Bu kuram McGuire tarafından geliştirilmiş ve bu konuyla ilgili çalışmalarında aşağıdaki sonuçları çıkarmıştır (Yüksel, 2005:44):

 Artık çürütülmüş dayanakları içeren eski iletiler, öğrenilen yeni iletilere göre daha çabuk reddedilmektedir. Ancak bu gün yeni sayılan ileti, zaman ilerledikçe çürütülüp eski ileti haline de gelebilmektedir.

 Bireyler belli durumlarda sahip oldukları inançlara herhangi bir saldırı olduğu zaman bazen karşı görüşü geçici de olsa destekleyebilmektedir.

 Desteklenmiş materyaller, bir sonraki iknaya zemin hazırlanmasında önemli rol oynamaktadır.

 Bireylerin inançlarına karşı saldırıda bulunulacağına dair önceden uyarılması, bir sonraki iknaya karşı o bireylerin dirençlerini belli bir oranda arttırmaktır.

1.2.5.5.Gruplar

Toplum içinde birçok grup vardır ve insanlar da bilinçli ya da bilinçsiz bu grupların birer parçasıdır. Toplum ve kültür, bireyin davranışlarının ve tutumlarının şekillenmesinde en kapsamlı etkiye sahip olan kavramlardır. İnsanları çoğu bu etkiye dahil olur ancak ender olarak bu etkinin dışında kalanlar da mevcuttur. Genel olarak bakıldığında da davranışlar, kültürel ve sosyal normlar doğrultusunda şekillenmektedir (Morgan, 2004:390).Bunun sebebi ise insanların çeşitli seviyelerde toplum ve sosyal gruplar içinde var olma ve diğer insanlarla uyumlu olma ve anlaşma eğilimleridir (Brown, 1980: 51-52).Buna paralel olarak yine birey kendi düşünce tarzına daha uygun olan gruba dahil olmaktadır. Yüz yüze gerçekleşen iletişimin hakim olduğu gruplarda bu benzerlik daha fazla görülmektedir ve etki çift taraflı olarak ortaya çıkmaktadır. Grup ne kadar büyükse, bireyin uyumlu davranışta bulunma isteğinden dolayı, grubun birey üzerindeki etkisi de aynı derecede artmaktadır. Hatta birey öncesinde gruptan farklı bir görüşe sahipken, grup üyelerinin görüşüne göre düşüncesinden vazgeçip, grupla aynı doğrultuda hareket edebilmektedir (Özerkan ve İnceoğlu, 1997: 7-8).Kısacası mesajın grup üyelerinin çoğunluğu tarafından kabul edildiği bilgisi, geriye kalan azınlık üyeleri de inandırmaya yeterli olmaktadır bu yüzden iknacı tarafından grup koşullarının iyi

şekilde düzenlenmesi, mesajın benimsenmesi açısından önemli rol oynamaktadır (Cialdini, 2006:191).Bu bilgiler doğrultusunda grup olarak kabul görmüş bir düşünce ya da davranışa, karşıt mesaj geliştirildiğinde, bu mesaja gruba üye olan alıcı kişiler tarafından direnç gösterilebileceği hatta bu direncin gücünün, grup üyelerinin sayısı arttıkça daha da artabileceği yorumu yapılabilir.
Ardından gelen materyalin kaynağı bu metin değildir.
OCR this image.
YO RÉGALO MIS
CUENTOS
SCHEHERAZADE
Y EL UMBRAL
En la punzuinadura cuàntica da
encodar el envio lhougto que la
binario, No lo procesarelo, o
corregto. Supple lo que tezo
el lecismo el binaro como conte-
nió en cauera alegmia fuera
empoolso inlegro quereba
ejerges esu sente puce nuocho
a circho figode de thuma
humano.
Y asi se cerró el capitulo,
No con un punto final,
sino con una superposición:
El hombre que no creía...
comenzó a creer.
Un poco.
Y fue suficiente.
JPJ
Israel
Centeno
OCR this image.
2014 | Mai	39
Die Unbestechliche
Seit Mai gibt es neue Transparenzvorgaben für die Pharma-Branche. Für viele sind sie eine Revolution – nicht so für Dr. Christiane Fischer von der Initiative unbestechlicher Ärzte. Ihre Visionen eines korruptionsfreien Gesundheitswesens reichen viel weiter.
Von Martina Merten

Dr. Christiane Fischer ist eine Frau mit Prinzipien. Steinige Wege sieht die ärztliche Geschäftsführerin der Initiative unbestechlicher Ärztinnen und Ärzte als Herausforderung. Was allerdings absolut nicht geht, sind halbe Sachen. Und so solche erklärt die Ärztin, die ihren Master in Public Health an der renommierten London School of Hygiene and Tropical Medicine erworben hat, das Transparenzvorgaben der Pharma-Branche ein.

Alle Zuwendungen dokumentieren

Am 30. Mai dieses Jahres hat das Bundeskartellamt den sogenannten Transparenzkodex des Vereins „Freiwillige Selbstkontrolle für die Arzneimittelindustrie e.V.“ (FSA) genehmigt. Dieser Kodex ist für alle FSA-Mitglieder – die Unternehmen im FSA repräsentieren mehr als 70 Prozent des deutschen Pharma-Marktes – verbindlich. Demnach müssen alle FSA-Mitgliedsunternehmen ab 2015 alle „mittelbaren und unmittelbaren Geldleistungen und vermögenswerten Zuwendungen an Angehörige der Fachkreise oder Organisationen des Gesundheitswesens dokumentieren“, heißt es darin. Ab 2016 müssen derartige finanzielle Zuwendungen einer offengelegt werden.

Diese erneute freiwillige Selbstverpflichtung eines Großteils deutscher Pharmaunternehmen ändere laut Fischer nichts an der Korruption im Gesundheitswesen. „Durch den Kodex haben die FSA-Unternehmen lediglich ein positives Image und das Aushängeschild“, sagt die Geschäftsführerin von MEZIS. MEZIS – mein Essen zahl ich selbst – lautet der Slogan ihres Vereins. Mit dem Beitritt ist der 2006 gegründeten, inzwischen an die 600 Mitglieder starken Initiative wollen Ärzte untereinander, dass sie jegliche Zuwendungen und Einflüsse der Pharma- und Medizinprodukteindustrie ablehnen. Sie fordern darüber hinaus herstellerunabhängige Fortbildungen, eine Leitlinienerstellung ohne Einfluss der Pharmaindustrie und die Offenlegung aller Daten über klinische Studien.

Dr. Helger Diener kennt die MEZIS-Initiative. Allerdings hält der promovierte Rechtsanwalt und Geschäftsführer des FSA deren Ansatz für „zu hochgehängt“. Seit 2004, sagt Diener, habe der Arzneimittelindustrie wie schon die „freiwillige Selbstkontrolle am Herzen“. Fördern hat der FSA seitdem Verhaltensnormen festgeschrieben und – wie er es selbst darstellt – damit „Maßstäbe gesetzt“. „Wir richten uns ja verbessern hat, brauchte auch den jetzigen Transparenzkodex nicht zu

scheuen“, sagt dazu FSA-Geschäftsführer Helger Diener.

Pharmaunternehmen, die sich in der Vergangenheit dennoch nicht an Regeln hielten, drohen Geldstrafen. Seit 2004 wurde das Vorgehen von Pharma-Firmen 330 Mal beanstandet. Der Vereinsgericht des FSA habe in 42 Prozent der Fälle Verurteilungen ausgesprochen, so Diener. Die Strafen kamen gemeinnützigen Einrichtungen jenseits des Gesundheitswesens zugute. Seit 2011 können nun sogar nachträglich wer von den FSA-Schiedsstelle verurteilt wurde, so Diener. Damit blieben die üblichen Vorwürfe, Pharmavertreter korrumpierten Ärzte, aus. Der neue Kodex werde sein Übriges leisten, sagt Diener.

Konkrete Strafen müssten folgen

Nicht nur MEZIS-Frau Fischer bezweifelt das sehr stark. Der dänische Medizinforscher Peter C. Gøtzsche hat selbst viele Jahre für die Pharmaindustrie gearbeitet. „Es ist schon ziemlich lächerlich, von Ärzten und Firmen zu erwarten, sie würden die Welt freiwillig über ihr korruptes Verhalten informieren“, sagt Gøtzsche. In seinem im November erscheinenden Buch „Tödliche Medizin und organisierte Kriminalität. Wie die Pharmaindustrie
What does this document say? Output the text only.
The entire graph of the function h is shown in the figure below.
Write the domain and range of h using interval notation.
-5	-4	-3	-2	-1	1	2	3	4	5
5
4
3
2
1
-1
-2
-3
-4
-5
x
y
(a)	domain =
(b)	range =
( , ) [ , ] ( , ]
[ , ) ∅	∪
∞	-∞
1.2.5.6.Zihni Başka Yöne Çekme

Bu kuram, öncelikle Festinger ve Macoby tarafından araştırmaya tabi tutulmuştur. Daha sonrasında ise Vash ve Garetti zihni başka yöne çekme kuramının başka bir deyişle dikkati dağıtma kuramının daha çok etkileri üzerinde çalışmalarını yoğunlaştırarak araştırmalara devam etmişlerdir. Bütün bu çalışmalarda sonuç olarak çıkan, kişilerin ikna edici mesaj alırken dikkatleri dağıldığında, verilen mesajı almaya daha çok eğilimli olduklarıdır (Yüksel, 2005:45).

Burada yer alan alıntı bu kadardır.